Volodymyr Zelenskyy has said his troops will push Russian soldiers back “to the border” after Ukraine launched a counterattack to retake territory in the south.
“We will push them to the border. To our border, the line of which has not changed. The invaders know it well,” said the Ukrainian president in his nightly address.
Ukrainian troops broke through Russian defences on the frontline in several areas near the city of Kherson, said a senior adviser to Mr Zelenskyy on Monday.
Oleksiy Arestovych said the defences were breached in just “a few hours”.
Kherson, a port city of a quarter of a million inhabitants on the right bank of the lower Dnipro river, was the first major city and only regional capital to have fallen to Russian forces since the February invasion.
Russian forces appear more vulnerable here than on other fronts, The Telegraph reports, with an estimated 20,000 troops in a pocket west of the river reliant on three bridges for resupply.
Recapturing Kherson would prove to Ukrainians in other occupied cities that they can yet be liberated.
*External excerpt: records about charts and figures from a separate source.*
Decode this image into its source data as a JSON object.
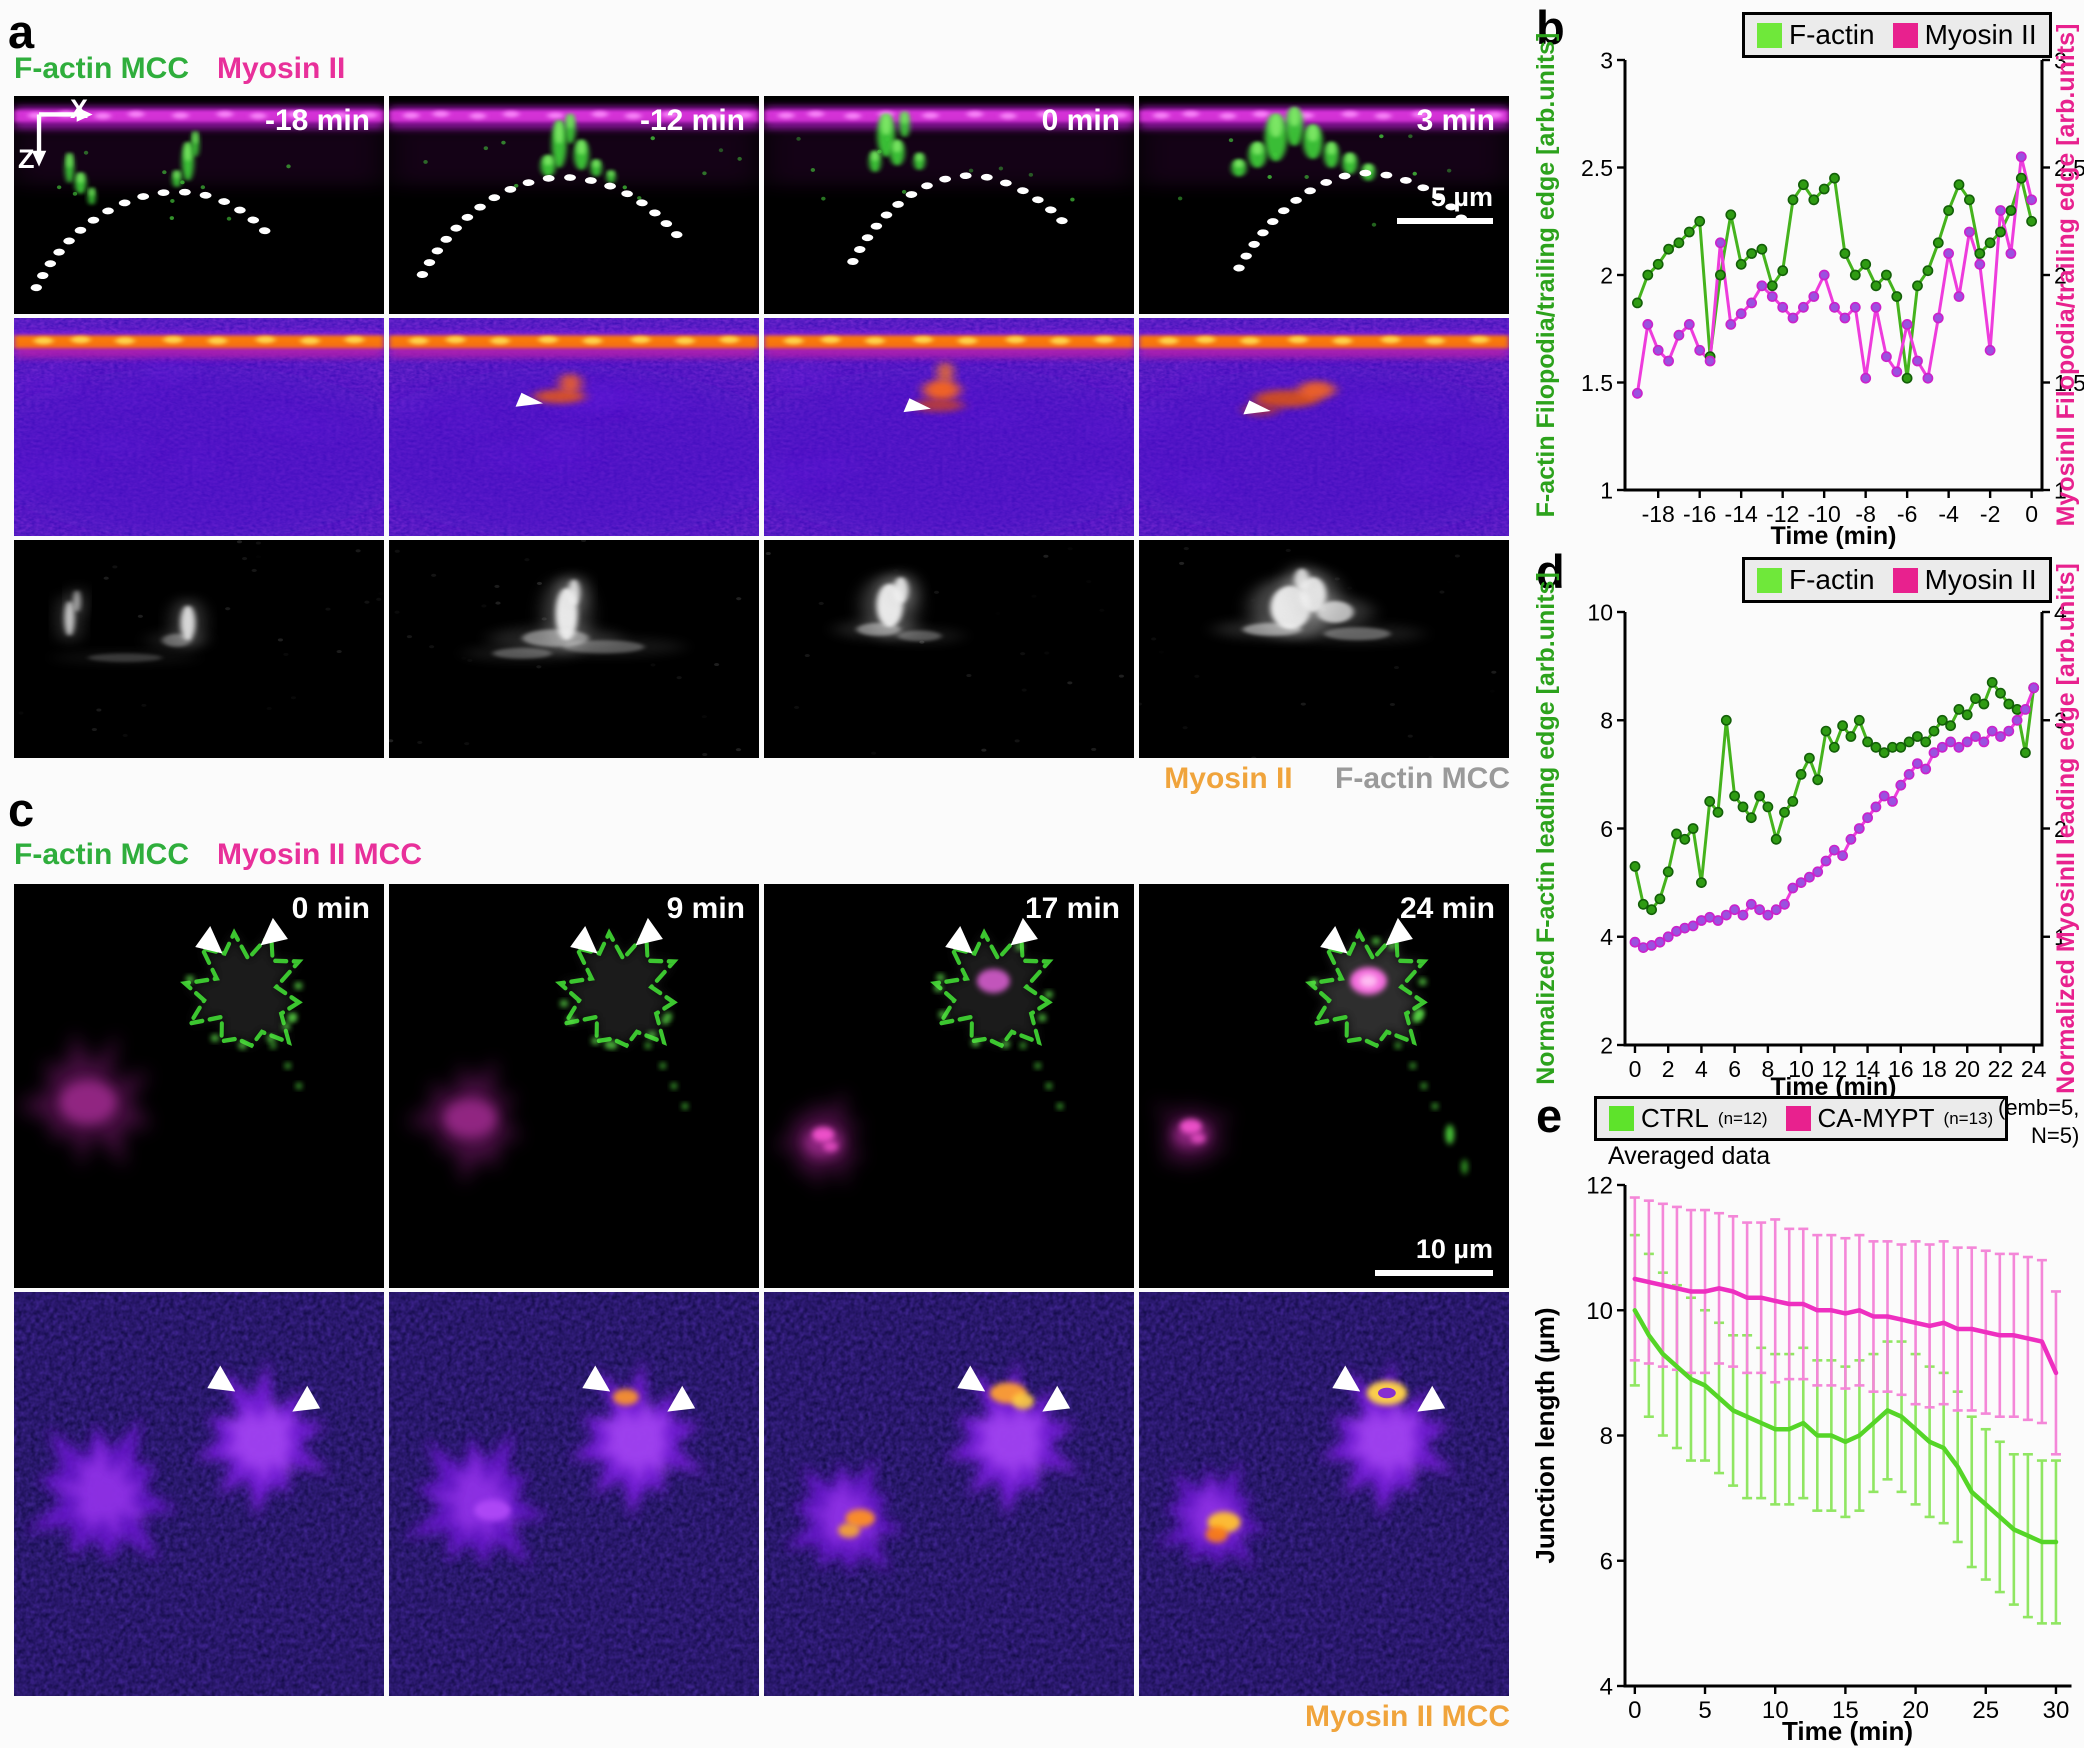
{
  "figure": {
    "panel_a": {
      "label": "a",
      "channels": {
        "factin": "F-actin MCC",
        "myosin": "Myosin II"
      },
      "axes": {
        "x": "X",
        "z": "Z"
      },
      "times": [
        "-18 min",
        "-12 min",
        "0 min",
        "3 min"
      ],
      "scalebar": "5 µm",
      "footer": {
        "myosin": "Myosin II",
        "factin": "F-actin MCC"
      }
    },
    "panel_b": {
      "label": "b"
    },
    "panel_c": {
      "label": "c",
      "channels": {
        "factin": "F-actin MCC",
        "myosin": "Myosin II MCC"
      },
      "times": [
        "0 min",
        "9 min",
        "17 min",
        "24 min"
      ],
      "scalebar": "10 µm",
      "footer": {
        "myosin": "Myosin II MCC"
      }
    },
    "panel_d": {
      "label": "d"
    },
    "panel_e": {
      "label": "e",
      "subtitle": "Averaged data",
      "annotation": [
        "(emb=5,",
        "N=5)"
      ]
    }
  },
  "chart_data": [
    {
      "id": "b",
      "type": "line",
      "xlabel": "Time (min)",
      "xlim": [
        -19.6,
        0.5
      ],
      "x_ticks": [
        -18,
        -16,
        -14,
        -12,
        -10,
        -8,
        -6,
        -4,
        -2,
        0
      ],
      "left_axis": {
        "label": "F-actin Filopodia/trailing edge  [arb.units]",
        "lim": [
          1,
          3
        ],
        "ticks": [
          1,
          1.5,
          2,
          2.5,
          3
        ],
        "color": "#2ca21c"
      },
      "right_axis": {
        "label": "MyosinII Filopodia/trailing edge  [arb.units]",
        "lim": [
          1,
          3
        ],
        "ticks": [
          1,
          1.5,
          2,
          2.5,
          3
        ],
        "color": "#e8218e"
      },
      "legend": [
        {
          "label": "F-actin",
          "swatch": "#6fe83a"
        },
        {
          "label": "Myosin II",
          "swatch": "#e8218e"
        }
      ],
      "series": [
        {
          "name": "F-actin",
          "axis": "left",
          "line": "#45b31d",
          "marker": "#2f9b13",
          "marker_edge": "#135f08",
          "x": [
            -19,
            -18.5,
            -18,
            -17.5,
            -17,
            -16.5,
            -16,
            -15.5,
            -15,
            -14.5,
            -14,
            -13.5,
            -13,
            -12.5,
            -12,
            -11.5,
            -11,
            -10.5,
            -10,
            -9.5,
            -9,
            -8.5,
            -8,
            -7.5,
            -7,
            -6.5,
            -6,
            -5.5,
            -5,
            -4.5,
            -4,
            -3.5,
            -3,
            -2.5,
            -2,
            -1.5,
            -1,
            -0.5,
            0
          ],
          "values": [
            1.87,
            2.0,
            2.05,
            2.12,
            2.15,
            2.2,
            2.25,
            1.62,
            2.0,
            2.28,
            2.05,
            2.1,
            2.12,
            1.95,
            2.02,
            2.35,
            2.42,
            2.35,
            2.4,
            2.45,
            2.1,
            2.0,
            2.05,
            1.95,
            2.0,
            1.9,
            1.52,
            1.95,
            2.02,
            2.15,
            2.3,
            2.42,
            2.35,
            2.1,
            2.15,
            2.2,
            2.3,
            2.45,
            2.25
          ]
        },
        {
          "name": "Myosin II",
          "axis": "right",
          "line": "#ee3cdc",
          "marker": "#9b51df",
          "marker_edge": "#cb21cb",
          "x": [
            -19,
            -18.5,
            -18,
            -17.5,
            -17,
            -16.5,
            -16,
            -15.5,
            -15,
            -14.5,
            -14,
            -13.5,
            -13,
            -12.5,
            -12,
            -11.5,
            -11,
            -10.5,
            -10,
            -9.5,
            -9,
            -8.5,
            -8,
            -7.5,
            -7,
            -6.5,
            -6,
            -5.5,
            -5,
            -4.5,
            -4,
            -3.5,
            -3,
            -2.5,
            -2,
            -1.5,
            -1,
            -0.5,
            0
          ],
          "values": [
            1.45,
            1.77,
            1.65,
            1.6,
            1.72,
            1.77,
            1.65,
            1.6,
            2.15,
            1.77,
            1.82,
            1.87,
            1.95,
            1.9,
            1.85,
            1.8,
            1.85,
            1.9,
            2.0,
            1.85,
            1.8,
            1.85,
            1.52,
            1.85,
            1.62,
            1.55,
            1.77,
            1.6,
            1.52,
            1.8,
            2.1,
            1.9,
            2.2,
            2.05,
            1.65,
            2.3,
            2.1,
            2.55,
            2.35
          ]
        }
      ]
    },
    {
      "id": "d",
      "type": "line",
      "xlabel": "Time (min)",
      "xlim": [
        -0.6,
        24.5
      ],
      "x_ticks": [
        0,
        2,
        4,
        6,
        8,
        10,
        12,
        14,
        16,
        18,
        20,
        22,
        24
      ],
      "left_axis": {
        "label": "Normalized F-actin leading edge  [arb.units]",
        "lim": [
          2,
          10
        ],
        "ticks": [
          2,
          4,
          6,
          8,
          10
        ],
        "color": "#2ca21c"
      },
      "right_axis": {
        "label": "Normalized MyosinII leading edge  [arb.units]",
        "lim": [
          0,
          4
        ],
        "ticks": [
          1,
          2,
          3,
          4
        ],
        "color": "#e8218e"
      },
      "legend": [
        {
          "label": "F-actin",
          "swatch": "#6fe83a"
        },
        {
          "label": "Myosin II",
          "swatch": "#e8218e"
        }
      ],
      "series": [
        {
          "name": "F-actin",
          "axis": "left",
          "line": "#45b31d",
          "marker": "#2f9b13",
          "marker_edge": "#135f08",
          "x": [
            0,
            0.5,
            1,
            1.5,
            2,
            2.5,
            3,
            3.5,
            4,
            4.5,
            5,
            5.5,
            6,
            6.5,
            7,
            7.5,
            8,
            8.5,
            9,
            9.5,
            10,
            10.5,
            11,
            11.5,
            12,
            12.5,
            13,
            13.5,
            14,
            14.5,
            15,
            15.5,
            16,
            16.5,
            17,
            17.5,
            18,
            18.5,
            19,
            19.5,
            20,
            20.5,
            21,
            21.5,
            22,
            22.5,
            23,
            23.5,
            24
          ],
          "values": [
            5.3,
            4.6,
            4.5,
            4.7,
            5.2,
            5.9,
            5.8,
            6.0,
            5.0,
            6.5,
            6.3,
            8.0,
            6.6,
            6.4,
            6.2,
            6.6,
            6.4,
            5.8,
            6.3,
            6.5,
            7.0,
            7.3,
            6.9,
            7.8,
            7.5,
            7.9,
            7.7,
            8.0,
            7.6,
            7.5,
            7.4,
            7.5,
            7.5,
            7.6,
            7.7,
            7.6,
            7.8,
            8.0,
            7.9,
            8.2,
            8.1,
            8.4,
            8.3,
            8.7,
            8.5,
            8.3,
            8.2,
            7.4,
            8.6
          ]
        },
        {
          "name": "Myosin II",
          "axis": "right",
          "line": "#ee3cdc",
          "marker": "#9b51df",
          "marker_edge": "#cb21cb",
          "x": [
            0,
            0.5,
            1,
            1.5,
            2,
            2.5,
            3,
            3.5,
            4,
            4.5,
            5,
            5.5,
            6,
            6.5,
            7,
            7.5,
            8,
            8.5,
            9,
            9.5,
            10,
            10.5,
            11,
            11.5,
            12,
            12.5,
            13,
            13.5,
            14,
            14.5,
            15,
            15.5,
            16,
            16.5,
            17,
            17.5,
            18,
            18.5,
            19,
            19.5,
            20,
            20.5,
            21,
            21.5,
            22,
            22.5,
            23,
            23.5,
            24
          ],
          "values": [
            0.95,
            0.9,
            0.92,
            0.95,
            1.0,
            1.05,
            1.08,
            1.1,
            1.15,
            1.18,
            1.15,
            1.2,
            1.25,
            1.2,
            1.3,
            1.25,
            1.2,
            1.25,
            1.3,
            1.45,
            1.5,
            1.55,
            1.6,
            1.7,
            1.8,
            1.75,
            1.9,
            2.0,
            2.1,
            2.2,
            2.3,
            2.25,
            2.4,
            2.5,
            2.6,
            2.55,
            2.7,
            2.75,
            2.8,
            2.75,
            2.8,
            2.85,
            2.8,
            2.9,
            2.85,
            2.9,
            3.0,
            3.1,
            3.3
          ]
        }
      ]
    },
    {
      "id": "e",
      "type": "line-errorbar",
      "xlabel": "Time (min)",
      "ylabel": "Junction length (µm)",
      "xlim": [
        -0.7,
        31
      ],
      "x_ticks": [
        0,
        5,
        10,
        15,
        20,
        25,
        30
      ],
      "ylim": [
        4,
        12
      ],
      "y_ticks": [
        4,
        6,
        8,
        10,
        12
      ],
      "legend": [
        {
          "label": "CTRL",
          "sub": "(n=12)",
          "swatch": "#5ee32b"
        },
        {
          "label": "CA-MYPT",
          "sub": "(n=13)",
          "swatch": "#e8218e"
        }
      ],
      "series": [
        {
          "name": "CTRL",
          "line": "#55d527",
          "err_color": "#90e662",
          "x": [
            0,
            1,
            2,
            3,
            4,
            5,
            6,
            7,
            8,
            9,
            10,
            11,
            12,
            13,
            14,
            15,
            16,
            17,
            18,
            19,
            20,
            21,
            22,
            23,
            24,
            25,
            26,
            27,
            28,
            29,
            30
          ],
          "values": [
            10.0,
            9.6,
            9.3,
            9.1,
            8.9,
            8.8,
            8.6,
            8.4,
            8.3,
            8.2,
            8.1,
            8.1,
            8.2,
            8.0,
            8.0,
            7.9,
            8.0,
            8.2,
            8.4,
            8.3,
            8.1,
            7.9,
            7.8,
            7.5,
            7.1,
            6.9,
            6.7,
            6.5,
            6.4,
            6.3,
            6.3
          ],
          "errors": [
            1.2,
            1.3,
            1.3,
            1.3,
            1.3,
            1.2,
            1.2,
            1.2,
            1.3,
            1.2,
            1.2,
            1.2,
            1.2,
            1.2,
            1.2,
            1.2,
            1.2,
            1.1,
            1.1,
            1.2,
            1.2,
            1.2,
            1.2,
            1.2,
            1.2,
            1.2,
            1.2,
            1.2,
            1.3,
            1.3,
            1.3
          ]
        },
        {
          "name": "CA-MYPT",
          "line": "#ee2fc0",
          "err_color": "#f487d8",
          "x": [
            0,
            1,
            2,
            3,
            4,
            5,
            6,
            7,
            8,
            9,
            10,
            11,
            12,
            13,
            14,
            15,
            16,
            17,
            18,
            19,
            20,
            21,
            22,
            23,
            24,
            25,
            26,
            27,
            28,
            29,
            30
          ],
          "values": [
            10.5,
            10.45,
            10.4,
            10.35,
            10.3,
            10.3,
            10.35,
            10.3,
            10.2,
            10.2,
            10.15,
            10.1,
            10.1,
            10.0,
            10.0,
            9.95,
            10.0,
            9.9,
            9.9,
            9.85,
            9.8,
            9.75,
            9.8,
            9.7,
            9.7,
            9.65,
            9.6,
            9.6,
            9.55,
            9.5,
            9.0
          ],
          "errors": [
            1.3,
            1.3,
            1.3,
            1.3,
            1.3,
            1.3,
            1.2,
            1.2,
            1.2,
            1.2,
            1.3,
            1.2,
            1.2,
            1.2,
            1.2,
            1.2,
            1.2,
            1.2,
            1.2,
            1.2,
            1.3,
            1.3,
            1.3,
            1.3,
            1.3,
            1.3,
            1.3,
            1.3,
            1.3,
            1.3,
            1.3
          ]
        }
      ]
    }
  ]
}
And an advance here could also reassure Western allies who, facing surging energy prices and rising inflation at home, may tire of providing costly support to a war that threatens to develop into a grinding stalemate.
Ukraine’s presidential adviser, Mykhailo Podolyak, cautioned against “super-sensational announcements” about a counteroffensive.
But it is clear that there is new optimism in the air.
“If they want to survive, it is time for the Russian military to flee,” Mr Zelenskyy has said.
Further east, fears over a potential accident at the Zaporizhzhia nuclear plant persist, but an international safety team is finally on the way after days of negotiations.
The International Atomic Energy Agency said staff would assess damage to the facility – the biggest nuclear power station in Europe – as well as checking on safety and security systems, and the working conditions of the Ukrainian staff.